Konstantin Morozov didn't know what would happen to a soldier who flipped the switch on a flashlight or even struck a match to get some extra light by which to examine something. The Chekists wouldn't shoot the poor imbecile. That would be too merciful. No, they'd take him away to dispose of him at their leisure. Better the attack should go in short one tank than that a fool or a traitor should give everything away.

He hadn't slept all night. Little white tablets made sure he wouldn't. He still had most of them left. He didn't expect to sleep for the next couple of days. His heart thumped in his chest. His eyes opened very wide. Every time he blinked, his eyelids reminded him how dry and sandy they were. The pep pills were on the job, all right.

He checked his watch again. It was 0454. The last time he'd looked down at his left wrist, it had been 0451; the time before that, 0447. He expected to check a couple of more times in the next six minutes.

“You're ready to go, right, Misha?” he demanded of Mikhail Kasyanov.


Da,
Comrade Sergeant!” The driver sounded absurdly confident. Only somebody who had no idea what war was all about could seem so relaxed at a time like this. Kasyanov figured it would be a walkover. He couldn't imagine anything going wrong.

Konstantin Morozov, unfortunately, could. At the end of the Great Patriotic War, the Red Army had massively outnumbered its Hitlerite foes. It had tanks and planes and men and fuel and ammo falling out of its asshole. And attacks
still
got screwed up. The Germans would fall back a couple of kilometers so artillery barrages fell on empty ground. Then they'd hit you when you came forward expecting them to be knocked flat.

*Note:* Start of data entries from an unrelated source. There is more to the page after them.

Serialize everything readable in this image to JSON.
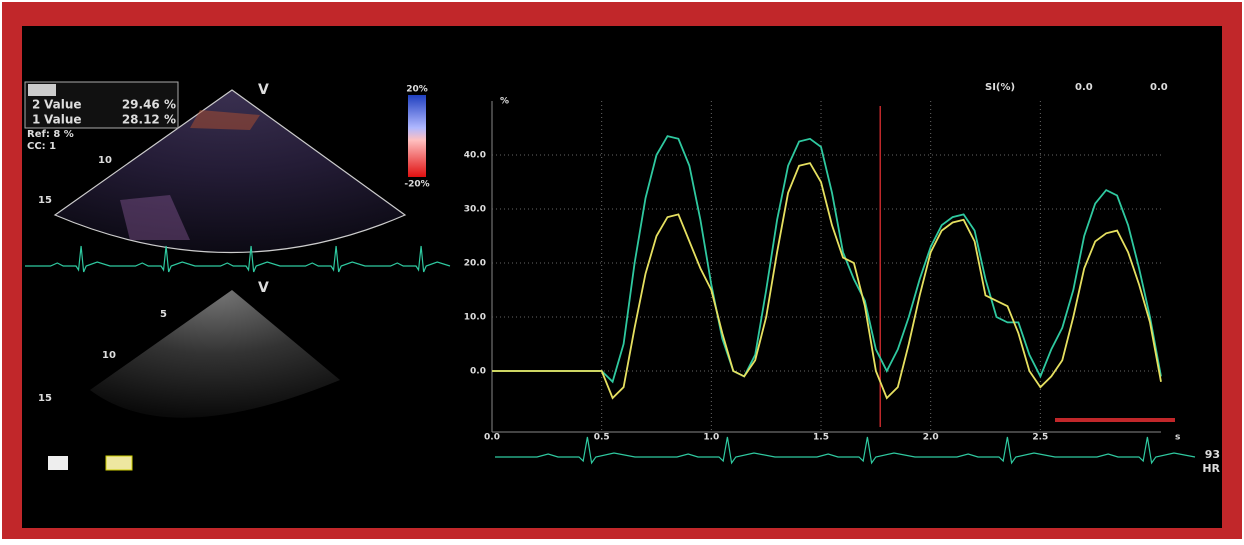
{
  "chart_data": {
    "type": "line",
    "y_label": "%",
    "x_label": "s",
    "legend_title": "SI(%)",
    "readouts": [
      "0.0",
      "0.0"
    ],
    "x": [
      0,
      0.5,
      0.55,
      0.6,
      0.65,
      0.7,
      0.75,
      0.8,
      0.85,
      0.9,
      0.95,
      1.0,
      1.05,
      1.1,
      1.15,
      1.2,
      1.25,
      1.3,
      1.35,
      1.4,
      1.45,
      1.5,
      1.55,
      1.6,
      1.65,
      1.7,
      1.75,
      1.8,
      1.85,
      1.9,
      1.95,
      2.0,
      2.05,
      2.1,
      2.15,
      2.2,
      2.25,
      2.3,
      2.35,
      2.4,
      2.45,
      2.5,
      2.55,
      2.6,
      2.65,
      2.7,
      2.75,
      2.8,
      2.85,
      2.9,
      2.95,
      3.0,
      3.05
    ],
    "series": [
      {
        "color": "#2fc9a0",
        "values": [
          0,
          0,
          -2,
          5,
          20,
          32,
          40,
          43.5,
          43,
          38,
          28,
          16,
          6,
          0,
          -1,
          3,
          15,
          28,
          38,
          42.5,
          43,
          41.5,
          33,
          22,
          17,
          13,
          4,
          0,
          4,
          10,
          17,
          23,
          27,
          28.5,
          29,
          26,
          17,
          10,
          9,
          9,
          3,
          -1,
          4,
          8,
          15,
          25,
          31,
          33.5,
          32.5,
          27,
          19,
          10,
          -1
        ]
      },
      {
        "color": "#e6e060",
        "values": [
          0,
          0,
          -5,
          -3,
          8,
          18,
          25,
          28.5,
          29,
          24,
          19,
          15,
          7,
          0,
          -1,
          2,
          10,
          22,
          33,
          38,
          38.5,
          35,
          27,
          21,
          20,
          12,
          0,
          -5,
          -3,
          5,
          14,
          22,
          26,
          27.5,
          28,
          24,
          14,
          13,
          12,
          7,
          0,
          -3,
          -1,
          2,
          10,
          19,
          24,
          25.5,
          26,
          22,
          16,
          9,
          -2
        ]
      }
    ],
    "xlim": [
      0,
      3.05
    ],
    "ylim": [
      -11.3,
      50
    ],
    "xticks": [
      {
        "value": 0,
        "label": "0.0"
      },
      {
        "value": 0.5,
        "label": "0.5"
      },
      {
        "value": 1,
        "label": "1.0"
      },
      {
        "value": 1.5,
        "label": "1.5"
      },
      {
        "value": 2,
        "label": "2.0"
      },
      {
        "value": 2.5,
        "label": "2.5"
      }
    ],
    "yticks": [
      {
        "value": 0,
        "label": "0.0"
      },
      {
        "value": 10,
        "label": "10.0"
      },
      {
        "value": 20,
        "label": "20.0"
      },
      {
        "value": 30,
        "label": "30.0"
      },
      {
        "value": 40,
        "label": "40.0"
      }
    ],
    "cursor_x": 1.77,
    "cursor_color": "#c0282a",
    "grid": true
  },
  "panel": {
    "roi_rows": [
      {
        "index": "2",
        "label": "Value",
        "value": "29.46 %"
      },
      {
        "index": "1",
        "label": "Value",
        "value": "28.12 %"
      }
    ],
    "ref": "Ref: 8 %",
    "cc": "CC: 1",
    "colorbar": [
      "20%",
      "-20%"
    ],
    "apex_labels": [
      "V",
      "V"
    ],
    "depth_top": [
      "10",
      "15"
    ],
    "depth_bottom": [
      "5",
      "10",
      "15"
    ],
    "hr_value": "93",
    "hr_label": "HR"
  }
}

Or they'd open up a lane in their defenses to invite you through, then jump you from the flanks and rip up your striking column. They had more tricks than a trained circus dog.

If Misha thought the Americans didn't and wouldn't, he was using his dick instead of his brain. Well, he'd have sense knocked into him soon enough. 0457 now. Beside Konstantin, Pavel Gryzlov was a wide-shouldered shadow. Lower and farther back, Mogamed Safarli hardly seemed there at all.